Les campagnes électorales sont, pour les chefs de parti, de véritables tests d'endurance physique et psychique. Pour survivre, les chefs doivent se concentrer sur le chemin qui mène à la victoire et faire fi du reste.

Les campagnes électorales sont, pour les chefs de parti, de véritables tests d'endurance physique et psychique. Pour survivre, les chefs doivent se concentrer sur le chemin qui mène à la victoire et faire fi du reste.

Il existe un chemin qui peut mener Michael Ignatieff vers la victoire. Il suffit d'y croire.

Tout d'abord, il faut croire que les fuites du rapport de la vérificatrice générale sur les dépenses lors du sommet du G8 éveilleront l'intérêt de l'électorat. Le rapport a été éclipsé par les débats, mais il devrait continuer de faire son petit bonhomme de chemin et nourrir le discours libéral sur le copinage et le gaspillage chez les conservateurs.

Ensuite, il faut espérer que la réaction du public aux débats sera différente de celle des commentateurs. Les experts ont affirmé que le chef conservateur Stephen Harper était ressorti gagnant du débat en anglais de mercredi, mais les libéraux ont été stimulés par la performance plus mordante, davantage ciblée et ressemblant plus à celle d'un premier ministre qu'a livrée M. Ignatieff mercredi soir lors du débat en français. C'est l'impression qu'il doit laisser aux électeurs.

Il faut aussi souhaiter que les électeurs, que la campagne n'intéresse pas jusqu'ici, vont se réveiller au cours de la prochaine semaine, causant un retournement de situation dans les circonscriptions qui semblaient hors d'atteinte. Plusieurs de ces circonscriptions sont situées dans le sud-ouest ontarien et dans les banlieues de Toronto, mais il y en a aussi d'autres comme Outremont à Montréal, détenue en ce moment par Thomas Muclair du NPD, et Edmonton Centre, que la libérale Anne McLellan détenait jusqu'à ce que les conservateurs la lui arrachent en 2006. Ce n'est pas un hasard si M. Ignatieff se dirige vers Edmonton cette semaine.

Finalement, il faut espérer que M. Harper fasse une grosse bourde. Lors des élections précédentes, ça lui est arrivé chaque fois: en 2004, il a accusé les libéraux de s'être montrés cléments envers les prédateurs sexuels; en 2006, il a affirmé aux électeurs que la bureaucratie et la Cour suprême l'empêcheraient de mener une politique trop à droite; en 2008, il a critiqué les artistes et les institutions culturelles; en 2011... c'est encore à venir.

Il faudrait que l'ensemble de ces facteurs soient présents pour que se produise un revirement de 10 points dans les intentions de vote.

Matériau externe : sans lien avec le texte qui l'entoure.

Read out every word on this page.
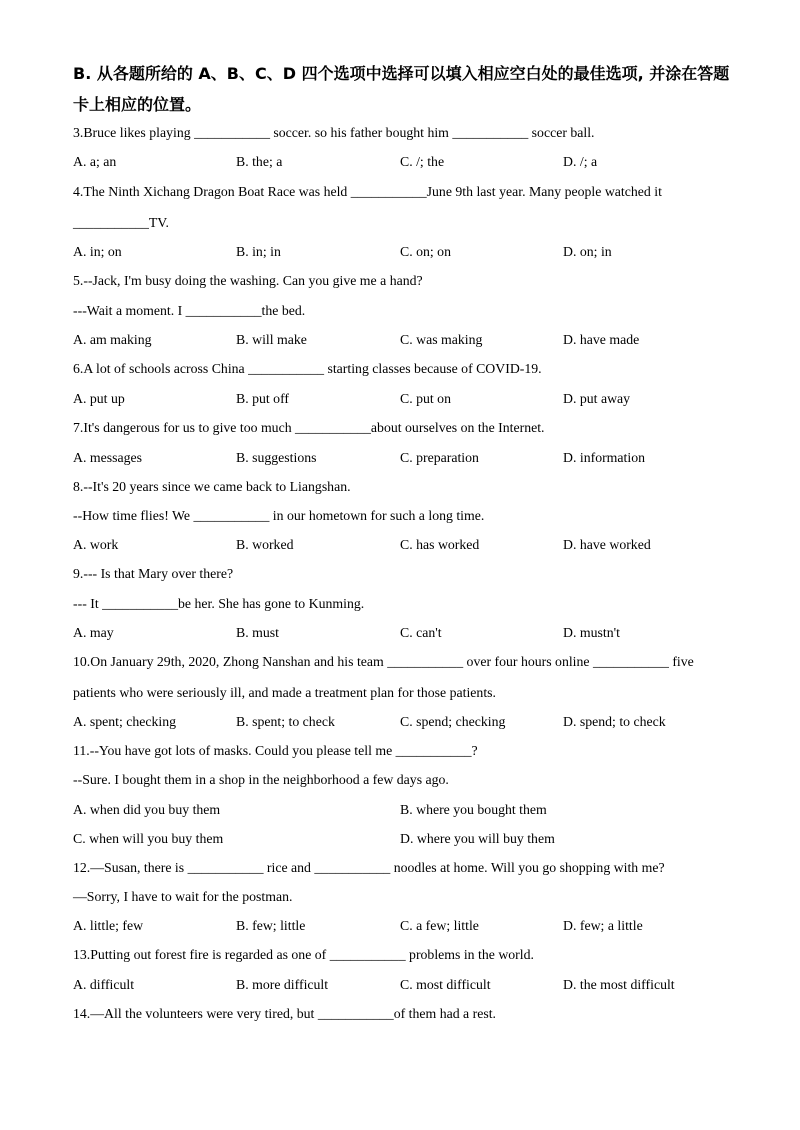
B. 从各题所给的 A、B、C、D 四个选项中选择可以填入相应空白处的最佳选项, 并涂在答题卡上相应的位置。
3.Bruce likes playing ___________ soccer. so his father bought him ___________ soccer ball.
A. a; an	B. the; a	C. /; the	D. /; a
4.The Ninth Xichang Dragon Boat Race was held ___________June 9th last year. Many people watched it
___________TV.
A. in; on	B. in; in	C. on; on	D. on; in
5.--Jack, I'm busy doing the washing. Can you give me a hand?
---Wait a moment. I ___________the bed.
A. am making	B. will make	C. was making	D. have made
6.A lot of schools across China ___________ starting classes because of COVID-19.
A. put up	B. put off	C. put on	D. put away
7.It's dangerous for us to give too much ___________about ourselves on the Internet.
A. messages	B. suggestions	C. preparation	D. information
8.--It's 20 years since we came back to Liangshan.
--How time flies! We ___________ in our hometown for such a long time.
A. work	B. worked	C. has worked	D. have worked
9.--- Is that Mary over there?
--- It ___________be her. She has gone to Kunming.
A. may	B. must	C. can't	D. mustn't
10.On January 29th, 2020, Zhong Nanshan and his team ___________ over four hours online ___________ five
patients who were seriously ill, and made a treatment plan for those patients.
A. spent; checking	B. spent; to check	C. spend; checking	D. spend; to check
11.--You have got lots of masks. Could you please tell me ___________?
--Sure. I bought them in a shop in the neighborhood a few days ago.
A. when did you buy them	B. where you bought them
C. when will you buy them	D. where you will buy them
12.—Susan, there is ___________ rice and ___________ noodles at home. Will you go shopping with me?
—Sorry, I have to wait for the postman.
A. little; few	B. few; little	C. a few; little	D. few; a little
13.Putting out forest fire is regarded as one of ___________ problems in the world.
A. difficult	B. more difficult	C. most difficult	D. the most difficult
14.—All the volunteers were very tired, but ___________of them had a rest.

Les conservateurs doivent chuter au moins jusqu'à 35%. Les libéraux doivent monter jusqu'à la même position. Ensuite, tout peut arriver.

Même s'il ne l'admet pas publiquement, M. Ignatieff sait qu'il n'a pas besoin de remporter l'élection pour devenir premier ministre. Il suffit qu'il n'en soit pas trop loin. Si le chef libéral arrive à gagner un nombre de sièges suffisant pour se trouver à une distance raisonnable des conservateurs, et qu'il obtient un bon pourcentage du vote populaire, le public pourrait accepter que les partis de l'opposition choisissent de défaire les conservateurs au moment du discours du trône, à la reprise parlementaire, et d'offrir le gouvernement aux libéraux et le poste de premier ministre à M. Ignatieff.

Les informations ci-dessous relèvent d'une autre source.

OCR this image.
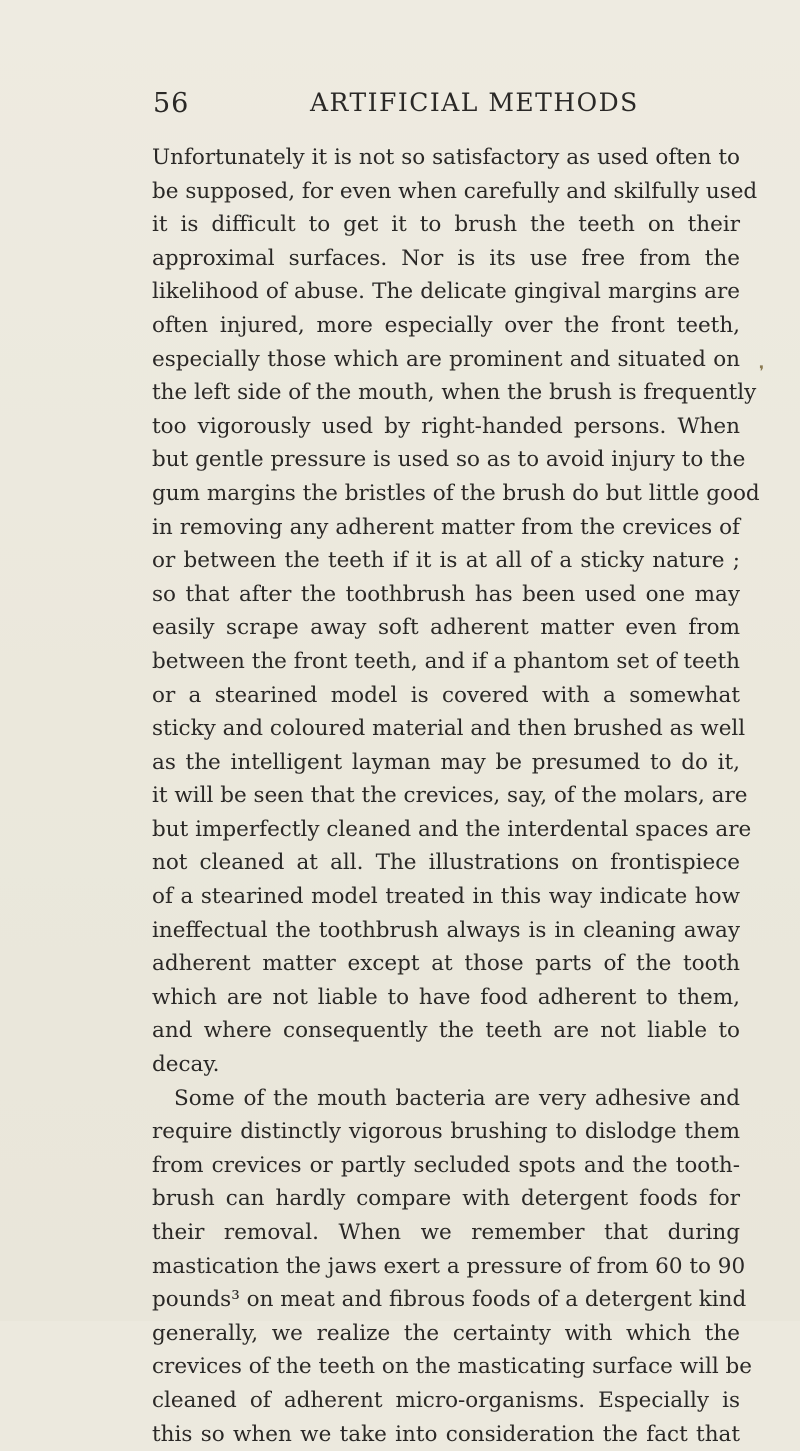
56	ARTIFICIAL METHODS
Unfortunately it is not so satisfactory as used often to
be supposed, for even when carefully and skilfully used
it is difficult to get it to brush the teeth on their
approximal surfaces. Nor is its use free from the
likelihood of abuse. The delicate gingival margins are
often injured, more especially over the front teeth,
especially those which are prominent and situated on
the left side of the mouth, when the brush is frequently
too vigorously used by right-handed persons. When
but gentle pressure is used so as to avoid injury to the
gum margins the bristles of the brush do but little good
in removing any adherent matter from the crevices of
or between the teeth if it is at all of a sticky nature ;
so that after the toothbrush has been used one may
easily scrape away soft adherent matter even from
between the front teeth, and if a phantom set of teeth
or a stearined model is covered with a somewhat
sticky and coloured material and then brushed as well
as the intelligent layman may be presumed to do it,
it will be seen that the crevices, say, of the molars, are
but imperfectly cleaned and the interdental spaces are
not cleaned at all. The illustrations on frontispiece
of a stearined model treated in this way indicate how
ineffectual the toothbrush always is in cleaning away
adherent matter except at those parts of the tooth
which are not liable to have food adherent to them,
and where consequently the teeth are not liable to
decay.
Some of the mouth bacteria are very adhesive and
require distinctly vigorous brushing to dislodge them
from crevices or partly secluded spots and the tooth-
brush can hardly compare with detergent foods for
their removal. When we remember that during
mastication the jaws exert a pressure of from 60 to 90
pounds³ on meat and fibrous foods of a detergent kind
generally, we realize the certainty with which the
crevices of the teeth on the masticating surface will be
cleaned of adherent micro-organisms. Especially is
this so when we take into consideration the fact that
❜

Cela donnerait un gouvernement instable, mais chaque jour que M. Ignatieff passe au pouvoir lui permet d'améliorer un peu plus les chances des libéraux aux prochaines élections.

Évidemment, il est possible que plusieurs des conditions énumérées ne soient pas remplies. Les libéraux n'auront peut-être pas le vent en poupe au sortir des débats. Et M. Harper pourrait ne rien dire de vraiment stupide, cette fois-ci.

Mais M. Ignatieff ne peut penser à cela. Il doit continuer à aller de l'avant, et espérer que la balance penche en sa faveur.

Par-dessus tout, il doit continuer à y croire.